Are you sure they should be aiming to be profitable through the biggest expansion in at-home delivery ever? Or should they not have invested more in growth through this period? Surely it’s only unit economics that matter, not whether they are profitable?
Not really exceptional. Lots of these firms sell a dollar for 80 cents so becoming more popular increases their losses. The real question is whether this sort of delivery service is still popular when priced correctly.
It was very successful for Deliveroo as they raised cash at what now seems a very high valuation. Not so successful for the new shareholders though.
They are losing money in a time which by all accounts is the best time they will ever have (because of COVID-related restrictions and consumer pattern shifts) and they blame short sellers for it?
Disaster strikes who?

Sure didn't strike Deliveroo as they just raised a ton of money.

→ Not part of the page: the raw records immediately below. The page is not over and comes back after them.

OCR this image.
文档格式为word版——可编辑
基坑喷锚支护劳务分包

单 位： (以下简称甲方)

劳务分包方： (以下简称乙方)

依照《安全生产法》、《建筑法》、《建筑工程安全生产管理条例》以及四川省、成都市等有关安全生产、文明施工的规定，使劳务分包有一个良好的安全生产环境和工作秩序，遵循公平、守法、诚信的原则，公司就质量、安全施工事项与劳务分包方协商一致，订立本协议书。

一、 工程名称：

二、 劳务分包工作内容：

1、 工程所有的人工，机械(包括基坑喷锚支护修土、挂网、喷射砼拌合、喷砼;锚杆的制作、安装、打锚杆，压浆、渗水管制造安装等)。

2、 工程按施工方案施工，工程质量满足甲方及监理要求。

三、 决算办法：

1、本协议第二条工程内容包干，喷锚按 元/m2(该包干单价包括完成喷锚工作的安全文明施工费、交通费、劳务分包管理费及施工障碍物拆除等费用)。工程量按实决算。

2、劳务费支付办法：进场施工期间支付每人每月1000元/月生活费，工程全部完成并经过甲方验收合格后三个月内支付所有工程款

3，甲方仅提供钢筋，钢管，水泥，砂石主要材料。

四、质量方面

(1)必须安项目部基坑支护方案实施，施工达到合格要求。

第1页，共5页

Deliveroo made the mistake of pulling out of a bunch of countries right before the pandemic hit. They left Germany leaving only Lieferando here, which is massively terrible at its job.

Deliveroo was a pleasurable experience to use and their support was quite decent. The app was probably the best I've ever used, and I lived in San Francisco for quite a while using such apps.

This just seems like a bunch of poor business decisions with an otherwise decent group of employees, from my point of view. Quite typical.

What is Lieferando doing wrong?
Their support is non-existent. There's no recourse for restaurants giving you the runaround, which is often the case when you're ordering late at night.
their app sucks so badly. Very tough to find something to eat unless you know exactly what you want. Language translations not fully there-- it's just not an international-worthy offering (even the name tells you that).

But Wolt is also here, and their app and service are great.

Even their logo looks like a highly stylised two fingers.